In the introduction to the ultrasound model bill, AUL’s Vice President of Legal Affairs, Denise M. Burke, wrote that ultrasound requirements can help to diagnose ectopic pregnancies and increase the likelihood that a woman would feel “bonded” to her fetus.

“Once that bond is established, researchers argue, a woman no longer feels ambivalent toward her pregnancy and actually begins to feel invested in her unborn child,” Burke wrote.

The Wisconsin bill would require women to undergo an ultrasound, hear a description of the fetus and its heartbeat and view the images on a screen. The woman could avert her eyes or wear headphones so that she doesn’t have to see or hear the mandated images and descriptions.

All of the mainstream medical organizations in the state opposed the legislation.

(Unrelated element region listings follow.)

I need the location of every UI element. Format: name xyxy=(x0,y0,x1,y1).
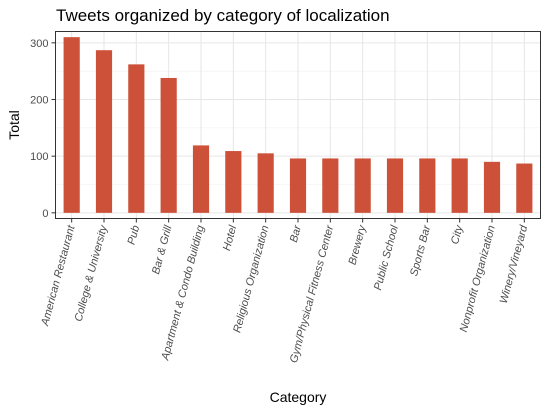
x-tick-label: College & University xyxy=(73,223,111,323)
x-tick-label: Hotel xyxy=(221,224,239,252)
x-tick-label: Bar & Grill xyxy=(150,224,175,276)
bar-8 xyxy=(322,158,339,213)
x-tick-label: Bar xyxy=(288,223,304,244)
bar-4 xyxy=(192,145,210,213)
x-tick-label: American Restaurant xyxy=(39,223,78,328)
x-tick-label: Winery/Vineyard xyxy=(498,223,531,305)
bar-13 xyxy=(483,161,501,213)
x-tick-label: Nonprofit Organization xyxy=(458,224,498,333)
bar-14 xyxy=(516,163,533,213)
x-tick-label: Public School xyxy=(372,224,401,292)
y-tick-label: 0 xyxy=(42,208,48,220)
bar-10 xyxy=(386,158,404,213)
x-tick-label: City xyxy=(449,223,466,246)
bar-1 xyxy=(95,50,113,213)
bar-9 xyxy=(354,158,371,213)
x-axis-title: Category xyxy=(270,389,327,405)
x-tick-label: Gym/Physical Fitness Center xyxy=(288,223,337,364)
y-axis: 0 100 200 300 xyxy=(30,38,56,220)
y-axis-title: Total xyxy=(6,110,22,140)
y-tick-label: 200 xyxy=(30,95,48,107)
x-tick-label: Sports Bar xyxy=(408,223,433,278)
bar-6 xyxy=(257,153,274,213)
bar-7 xyxy=(289,158,307,213)
bar-2 xyxy=(128,64,145,213)
bar-12 xyxy=(451,158,468,213)
x-tick-label: Religious Organization xyxy=(231,224,271,334)
chart-title: Tweets organized by category of localiza… xyxy=(56,6,390,25)
bar-0 xyxy=(63,37,80,213)
y-tick-label: 100 xyxy=(30,151,48,163)
x-tick-label: Pub xyxy=(126,224,143,246)
bar-5 xyxy=(225,151,242,213)
x-tick-label: Brewery xyxy=(347,223,369,267)
bar-11 xyxy=(419,158,436,213)
y-tick-label: 300 xyxy=(30,38,48,50)
bars-layer xyxy=(63,37,533,213)
bar-3 xyxy=(160,77,177,213)
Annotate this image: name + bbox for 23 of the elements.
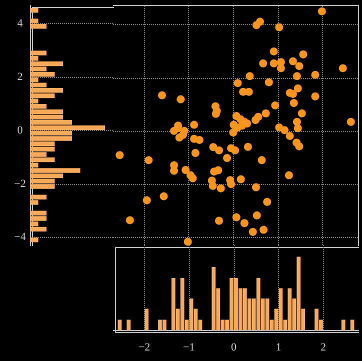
y-tick-label: −2: [14, 178, 26, 190]
bar: [180, 278, 184, 330]
y-tick-label: 2: [17, 71, 23, 84]
bar: [189, 298, 194, 330]
x-tick-label: 0: [231, 342, 238, 354]
x-tick-label: −1: [183, 342, 195, 354]
bar: [30, 8, 38, 13]
x-tick-label: 1: [276, 342, 282, 354]
y-tick-label: −4: [14, 231, 26, 244]
bar: [144, 308, 148, 330]
y-tick-label: 4: [17, 18, 24, 30]
bar: [118, 320, 122, 330]
bar: [265, 298, 270, 330]
bar: [30, 237, 38, 242]
bar: [212, 266, 216, 330]
bar: [278, 288, 283, 330]
bar: [341, 320, 346, 330]
y-tick-label: 0: [17, 124, 24, 136]
bar: [288, 288, 292, 330]
x-tick-label: 2: [320, 342, 326, 354]
x-tick-label: −2: [138, 342, 150, 354]
bar: [126, 320, 131, 330]
bar: [350, 320, 354, 330]
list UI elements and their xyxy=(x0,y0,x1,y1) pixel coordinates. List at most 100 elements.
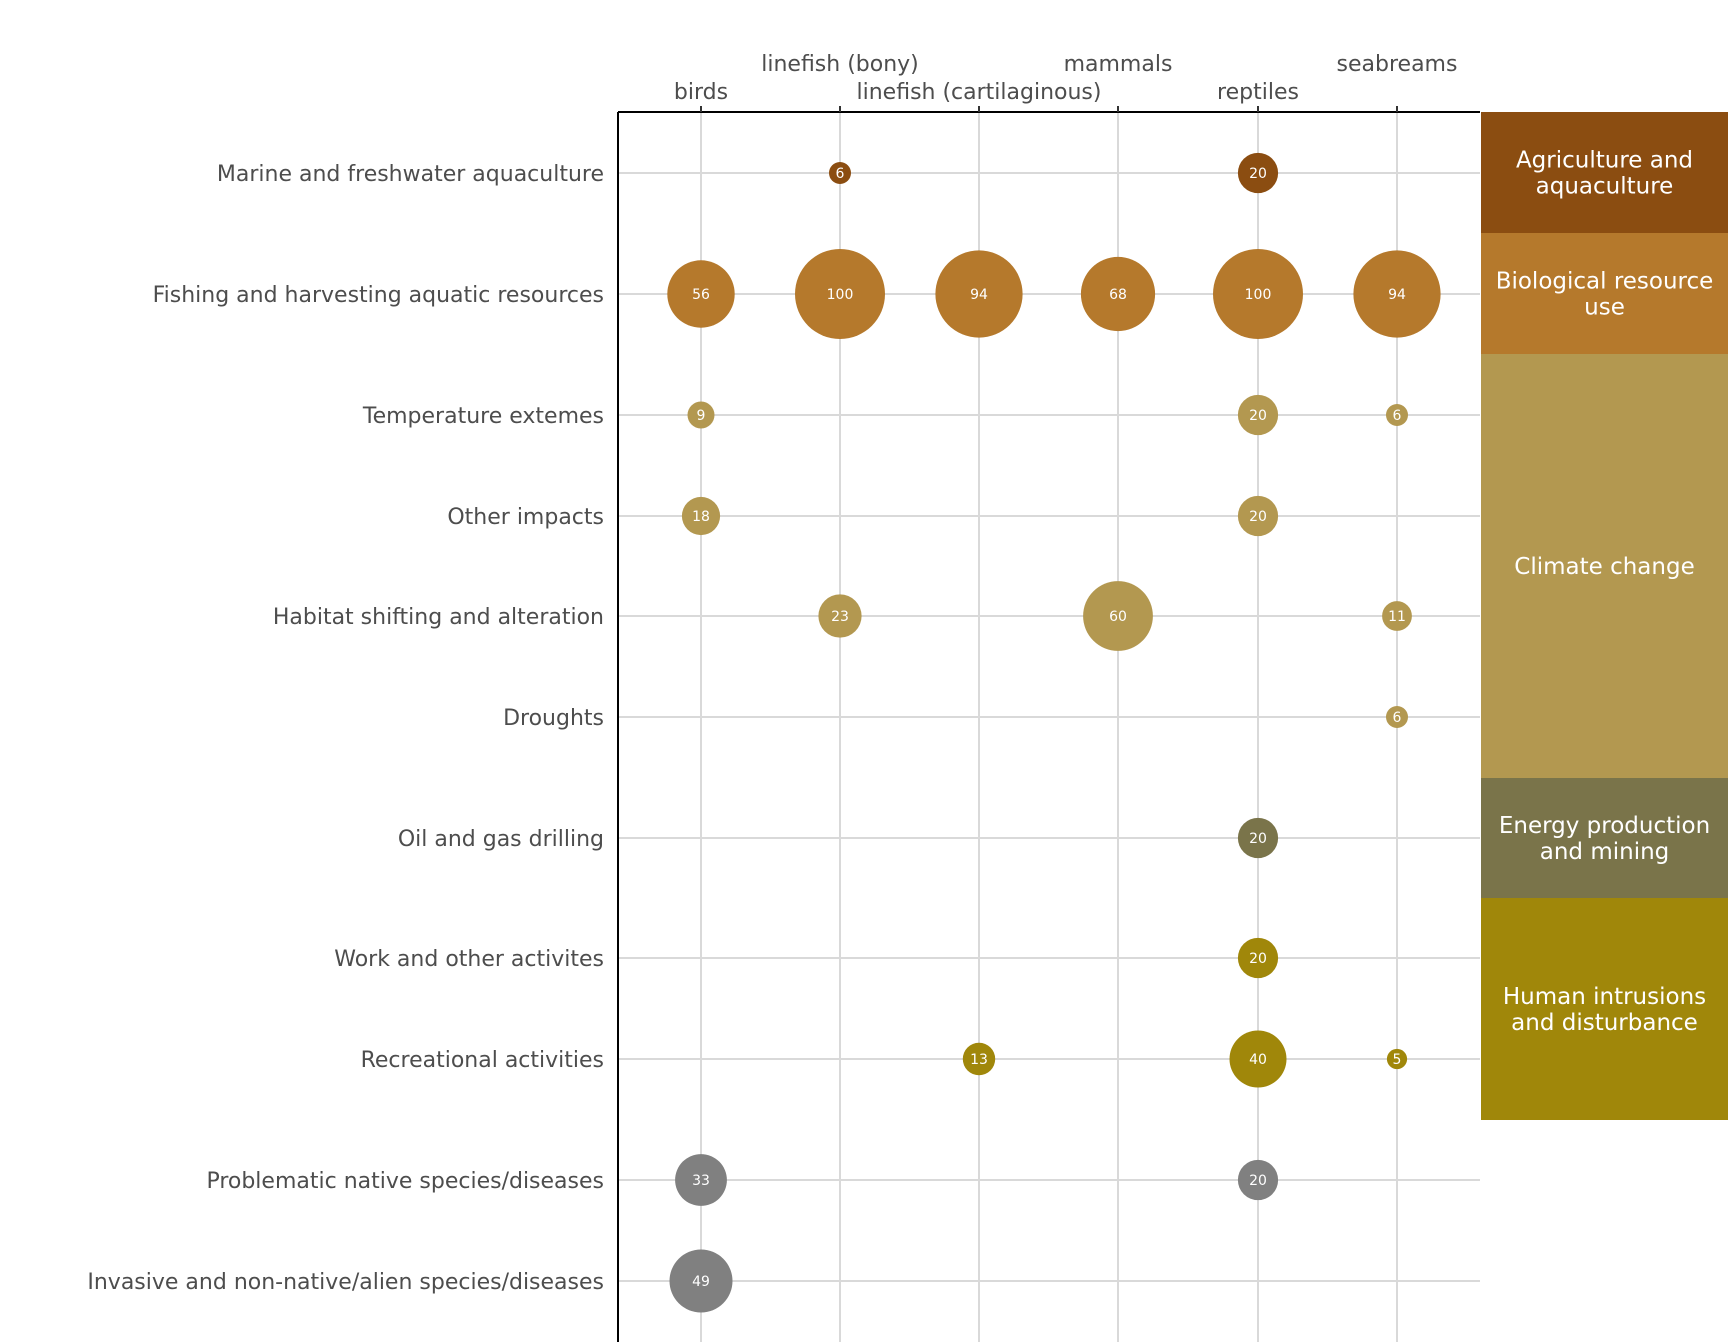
group-label-line: Human intrusions xyxy=(1503,984,1706,1010)
row-label-recreational-activities: Recreational activities xyxy=(361,1048,604,1073)
row-label-other-impacts: Other impacts xyxy=(447,505,604,530)
bubble-fishing-and-harvesting-aquatic-resources-linefish-cartilaginous: 94 xyxy=(935,250,1023,338)
bubble-value-label: 33 xyxy=(692,1173,710,1189)
group-label-line: aquaculture xyxy=(1536,174,1674,200)
group-label-line: Energy production xyxy=(1499,813,1710,839)
bubble-circle xyxy=(1213,249,1303,339)
group-strip-rect xyxy=(1481,233,1728,354)
group-label-line: Climate change xyxy=(1514,554,1694,580)
group-label-line: and mining xyxy=(1540,839,1670,865)
group-strip-rect xyxy=(1481,354,1728,778)
bubble-value-label: 60 xyxy=(1109,609,1127,625)
bubble-fishing-and-harvesting-aquatic-resources-birds: 56 xyxy=(667,260,735,328)
group-label-line: use xyxy=(1584,295,1625,321)
bubble-value-label: 56 xyxy=(692,287,710,303)
bubble-circle xyxy=(681,496,721,536)
bubble-circle xyxy=(1386,404,1408,426)
grid-lines xyxy=(618,112,1480,1342)
bubble-value-label: 100 xyxy=(827,287,854,303)
bubble-recreational-activities-seabreams: 5 xyxy=(1386,1048,1408,1070)
bubble-value-label: 100 xyxy=(1245,287,1272,303)
bubble-circle xyxy=(829,162,851,184)
group-label-line: and disturbance xyxy=(1511,1010,1698,1036)
bubble-circle xyxy=(1353,250,1441,338)
bubble-circle xyxy=(667,260,735,328)
bubble-oil-and-gas-drilling-reptiles: 20 xyxy=(1237,817,1279,859)
column-label-linefish-bony: linefish (bony) xyxy=(761,52,919,77)
bubble-value-label: 13 xyxy=(970,1052,988,1068)
row-label-oil-and-gas-drilling: Oil and gas drilling xyxy=(398,827,604,852)
bubble-value-label: 20 xyxy=(1249,831,1267,847)
bubble-habitat-shifting-and-alteration-seabreams: 11 xyxy=(1382,601,1412,631)
bubble-other-impacts-birds: 18 xyxy=(681,496,721,536)
bubble-value-label: 9 xyxy=(697,408,706,424)
bubble-temperature-extemes-birds: 9 xyxy=(687,401,715,429)
row-label-marine-and-freshwater-aquaculture: Marine and freshwater aquaculture xyxy=(217,162,604,187)
bubble-circle xyxy=(962,1042,996,1076)
column-label-seabreams: seabreams xyxy=(1337,52,1458,77)
bubble-value-label: 94 xyxy=(1388,287,1406,303)
bubble-circle xyxy=(1080,256,1156,332)
column-labels: birds linefish (bony) linefish (cartilagin… xyxy=(674,52,1458,105)
bubble-circle xyxy=(1237,1159,1279,1201)
bubble-marine-and-freshwater-aquaculture-linefish-bony: 6 xyxy=(829,162,851,184)
bubble-value-label: 6 xyxy=(1393,710,1402,726)
group-label-line: Agriculture and xyxy=(1516,148,1693,174)
bubble-habitat-shifting-and-alteration-linefish-bony: 23 xyxy=(818,594,862,638)
bubble-value-label: 94 xyxy=(970,287,988,303)
bubble-recreational-activities-reptiles: 40 xyxy=(1229,1030,1287,1088)
bubble-problematic-native-species-diseases-reptiles: 20 xyxy=(1237,1159,1279,1201)
group-strip-climate-change: Climate change xyxy=(1481,354,1728,778)
bubble-circle xyxy=(675,1154,727,1206)
bubble-value-label: 6 xyxy=(836,166,845,182)
bubble-value-label: 18 xyxy=(692,509,710,525)
bubble-marine-and-freshwater-aquaculture-reptiles: 20 xyxy=(1237,152,1279,194)
row-label-droughts: Droughts xyxy=(503,706,604,731)
bubble-problematic-native-species-diseases-birds: 33 xyxy=(675,1154,727,1206)
bubble-circle xyxy=(935,250,1023,338)
column-label-mammals: mammals xyxy=(1064,52,1173,77)
row-label-work-and-other-activites: Work and other activites xyxy=(334,947,604,972)
bubble-value-label: 20 xyxy=(1249,166,1267,182)
bubble-circle xyxy=(1237,817,1279,859)
bubble-fishing-and-harvesting-aquatic-resources-seabreams: 94 xyxy=(1353,250,1441,338)
group-strip-rect xyxy=(1481,898,1728,1120)
row-label-habitat-shifting-and-alteration: Habitat shifting and alteration xyxy=(273,605,604,630)
bubble-circle xyxy=(687,401,715,429)
bubble-circle xyxy=(1382,601,1412,631)
group-strip-rect xyxy=(1481,112,1728,233)
column-label-linefish-cartilaginous: linefish (cartilaginous) xyxy=(857,80,1102,105)
axes xyxy=(617,106,1480,1342)
bubble-value-label: 20 xyxy=(1249,509,1267,525)
bubble-circle xyxy=(1386,706,1408,728)
bubble-value-label: 20 xyxy=(1249,408,1267,424)
bubble-fishing-and-harvesting-aquatic-resources-reptiles: 100 xyxy=(1213,249,1303,339)
bubble-circle xyxy=(669,1249,733,1313)
group-label-line: Biological resource xyxy=(1496,269,1714,295)
bubble-value-label: 20 xyxy=(1249,951,1267,967)
bubble-value-label: 20 xyxy=(1249,1173,1267,1189)
bubble-recreational-activities-linefish-cartilaginous: 13 xyxy=(962,1042,996,1076)
bubble-circle xyxy=(795,249,885,339)
bubble-circle xyxy=(1229,1030,1287,1088)
bubble-circle xyxy=(1083,581,1153,651)
bubble-circle xyxy=(1386,1048,1408,1070)
row-label-invasive-and-non-native-alien-species-diseases: Invasive and non-native/alien species/di… xyxy=(87,1270,604,1295)
bubble-value-label: 5 xyxy=(1393,1052,1402,1068)
bubble-circle xyxy=(1237,495,1279,537)
bubble-other-impacts-reptiles: 20 xyxy=(1237,495,1279,537)
bubble-fishing-and-harvesting-aquatic-resources-mammals: 68 xyxy=(1080,256,1156,332)
column-label-reptiles: reptiles xyxy=(1217,80,1299,105)
bubble-circle xyxy=(1237,937,1279,979)
bubbles: 6 20 56 100 94 68 100 94 9 20 6 18 20 23 60 11 6 20 20 13 40… xyxy=(667,152,1441,1313)
bubble-circle xyxy=(818,594,862,638)
bubble-value-label: 40 xyxy=(1249,1052,1267,1068)
bubble-fishing-and-harvesting-aquatic-resources-linefish-bony: 100 xyxy=(795,249,885,339)
bubble-temperature-extemes-seabreams: 6 xyxy=(1386,404,1408,426)
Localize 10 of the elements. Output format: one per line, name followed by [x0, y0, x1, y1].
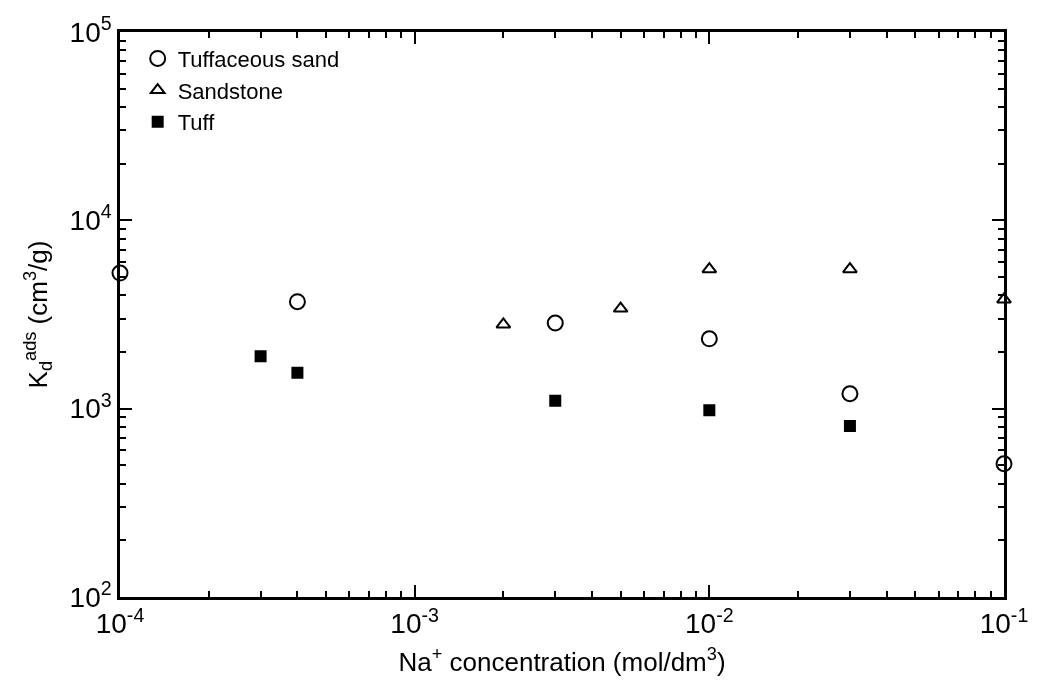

The Wisconsin bill also prohibits a physician from performing an abortion unless he or she has admitting privileges in a hospital within 30 miles of the abortion clinic. That allows hospitals to determine which doctors, if any, may perform abortions.

The new law appears to be modeled on AUL’s Abortion Providers Privileging Act and falls in line with a national anti-abortion strategy to enact Targeted Regulation of Abortion Provider (TRAP) laws to force clinics to shut down by imposing highly burdensome regulations on them.


Pasch: ‘A Really Tragic Sideshow’

The Wisconsin Assembly also passed a bill that would ban gender-based abortions, which is similar to AUL’s Ban on Abortions for Sex Selection and Genetic Abnormalities. Pasch said Wisconsin’s bill is so extreme it would allow the woman’s partner, parents or partner’s parents to get access to her medical records to find out if she had a gender-specific abortion and then sue the doctor if she did.

“I’m sure that’s going to be ruled unconstitutional,” Pasch said. “So why are they doing this?”

Also in the works is a Wisconsin Right to Life-drafted bill that would ban abortion after 20 weeks’ pregnancy, similar to the controversial bill filibustered by state Sen. Wendy Davis in Texas and AUL’s Women’s Health Defense Act. The Texas bill also included stringent regulations on clinics.

Planned Parenthood’s Safar questioned why Wisconsin Right to Life, a special interest group, was drafting the bill, instead of a state lawmaker.

“When you hear bill sponsors testify on these bills they can’t answer basic questions about what the law will do,” Safar said. “They are allowing these lobbying groups to write their laws.”

Wisconsin Right to Life didn’t respond to the Shepherd’s request to comment for this article.

Pasch said that when the latest round of anti-abortion bills were introduced she thought they were too extreme to be taken seriously. But she said she’s bracing herself for more of them to be introduced in the fall session.

“It’s a really tragic sideshow that’s going on,” Pasch said.